Não, em absoluto, não é isso que se aspira, qual seja, imprimir velocidade ao feito a que preço seja. Importa, isto sim, que haja a harmonização entre uma razoável duração do feito, ou seja, que o mesmo não demore mais que o necessário, mas que, concomitantemente não sejam castradas fases imprescindíveis à correta condução do processo, pela idéia fixa e esquizoparanóica de que ¨vale-tudo¨ para fazer o processo correr em velocidade que quebra a barreira do som.


Fazendo crítica à postura de nossa Suprema Corte, assim pincela Samuel Arruda:


“A jurisprudência brasileira é superficial nessa específica matéria, não havendo o Supremo Tribunal Federal construído o conceito, de forma a sinalizar o que vai, em cada caso, considerando imprescindível ou desnecessário à conformação do processo devido. Embora haja uma percepção de que a Corte a veja como uma garantia de vasta aplicabilidade, a ausência de um posicionamento mais firme e detalhado da Corte encarregada do julgamento de matéria constitucional é tanto mais grave quanto se sabe que este conceito tem transcendente importância no constitucionalismo brasileiro, e não pode ser facilmente demarcado ou interpretado literalmente. Têm, portanto, integral procedência as críticas tecidas ao STF por Nery Junior. Este autor aponta uma timidez na Corte, que não “interpreta para casos futuros” e “não fixa parâmetros sobre o entendimento da norma constitucional que examina” o que se configura um “grave engano no direito constitucional brasileiro”.[1]
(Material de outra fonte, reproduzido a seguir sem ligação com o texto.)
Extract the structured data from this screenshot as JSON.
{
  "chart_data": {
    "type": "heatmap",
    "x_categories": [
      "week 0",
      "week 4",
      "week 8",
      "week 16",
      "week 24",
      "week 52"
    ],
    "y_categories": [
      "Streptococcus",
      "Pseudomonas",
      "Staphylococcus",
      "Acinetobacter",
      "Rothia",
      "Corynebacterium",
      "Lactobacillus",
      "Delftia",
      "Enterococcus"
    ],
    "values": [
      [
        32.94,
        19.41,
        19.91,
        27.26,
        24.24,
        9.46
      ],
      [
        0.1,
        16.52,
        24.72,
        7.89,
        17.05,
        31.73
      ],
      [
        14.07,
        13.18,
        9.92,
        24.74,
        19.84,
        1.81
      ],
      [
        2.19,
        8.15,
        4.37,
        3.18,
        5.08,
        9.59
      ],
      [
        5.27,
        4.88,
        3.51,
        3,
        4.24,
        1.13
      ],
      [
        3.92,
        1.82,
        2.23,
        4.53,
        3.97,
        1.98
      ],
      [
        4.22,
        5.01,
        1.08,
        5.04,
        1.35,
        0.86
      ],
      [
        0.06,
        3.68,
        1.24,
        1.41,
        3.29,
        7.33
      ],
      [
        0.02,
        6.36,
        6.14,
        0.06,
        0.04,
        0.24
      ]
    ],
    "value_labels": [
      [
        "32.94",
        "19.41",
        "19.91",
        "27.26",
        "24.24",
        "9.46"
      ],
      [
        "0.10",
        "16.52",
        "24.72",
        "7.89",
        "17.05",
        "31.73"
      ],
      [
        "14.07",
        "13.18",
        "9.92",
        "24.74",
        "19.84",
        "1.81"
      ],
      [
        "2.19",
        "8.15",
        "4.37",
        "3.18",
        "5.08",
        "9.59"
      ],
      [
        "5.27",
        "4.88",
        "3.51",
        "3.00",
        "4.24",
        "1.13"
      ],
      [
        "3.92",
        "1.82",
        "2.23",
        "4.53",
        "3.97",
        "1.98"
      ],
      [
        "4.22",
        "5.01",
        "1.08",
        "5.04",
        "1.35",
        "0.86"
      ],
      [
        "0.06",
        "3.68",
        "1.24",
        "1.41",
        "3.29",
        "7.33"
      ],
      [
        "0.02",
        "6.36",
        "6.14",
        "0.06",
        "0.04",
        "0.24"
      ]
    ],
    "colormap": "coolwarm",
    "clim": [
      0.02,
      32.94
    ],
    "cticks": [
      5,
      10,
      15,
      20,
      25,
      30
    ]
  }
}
Destarte, já não há mais dúvida no moderno constitucionalismo, que nada obstante a forma aberta e não delimitada do conceito do devido processo legal, este abarca o direito à razoável duração do processo. Da mesma sorte, a tutela jurisdicional efetiva contempla uma ótica de razoabilidade do tempo de curso do processo.


Hodiernamente, como dito, é indiscutível a aplicação do due processo f law a todos os ramos do direito, inclusive o trabalhista, mas deve ser anotado que ainda paira expressiva conotação defensiva, a qual não pode, nem deve ser descurada.


Tanto é assim que mais uma vez fazemos menção à outra banda do direito à razoável duração do processo, como idéia de rapidez no tramitar processual, para tocar o abuso do direito, exatamente pela circunstância oposta, qual seja, o excesso de rapidez na duração do feito, que acaba por cercear direitos – dentre eles o direito de defesa – e tumultuar o processo, numa verdadeira ferida ao direito ao processo devido.


Arrematando o tema ensina Samuel Arruda,


“Identificar um mandato de celeridade – ou, dizendo de forma mais completa, um direito a julgamento em prazo razoável – como corolário do devido processo é reconhecer também uma limitação ao exercício do poder-dever estatal de aplicação de sanções. Dentre as garantias a serem observadas nos procedimentos sancionatórios, há, estreme de dúvidas, a exigência de observância de um prazo de tramitação adequado às necessidades da defesa e não abusivamente dilatado. Aliás, é relevante anotar que a ampla defesa pode ser maculada também pela exacerbação do tempo de transcurso do procedimento. Para nos limitarmos apenas a uma das repercussões gravosas ao réu, é indiscutível que a lentidão processual dificulta a busca da verdade real e restringe a produção probatória. Causando prejuízo à defesa – e não só, pois em tese prejudica ambas as partes – torna injusto o processo”.[2]


Do que até então aqui se consignou há de se concluir que a aceitação da eficiência temporal da justiça, como valor constitucional, não dará lugar à existência de um chamado direito subjetivo à razoável duração do processo, por se tratar de dever estatal do tipo que não concede direito subjetivo ao particular. Mas por outro lado, numa perspectiva objetiva, o princípio da razoável duração do processo configura um dever dos órgãos públicos postos de gerir a justiça com eficiência sob um critério de tempo. Dá-se a existência de uma verdadeira simbiose entre os dois institutos, considerando-se que este dever é alicerçado, outrossim, na necessidade de preservação do direito ao curso do processo em tempo razoável.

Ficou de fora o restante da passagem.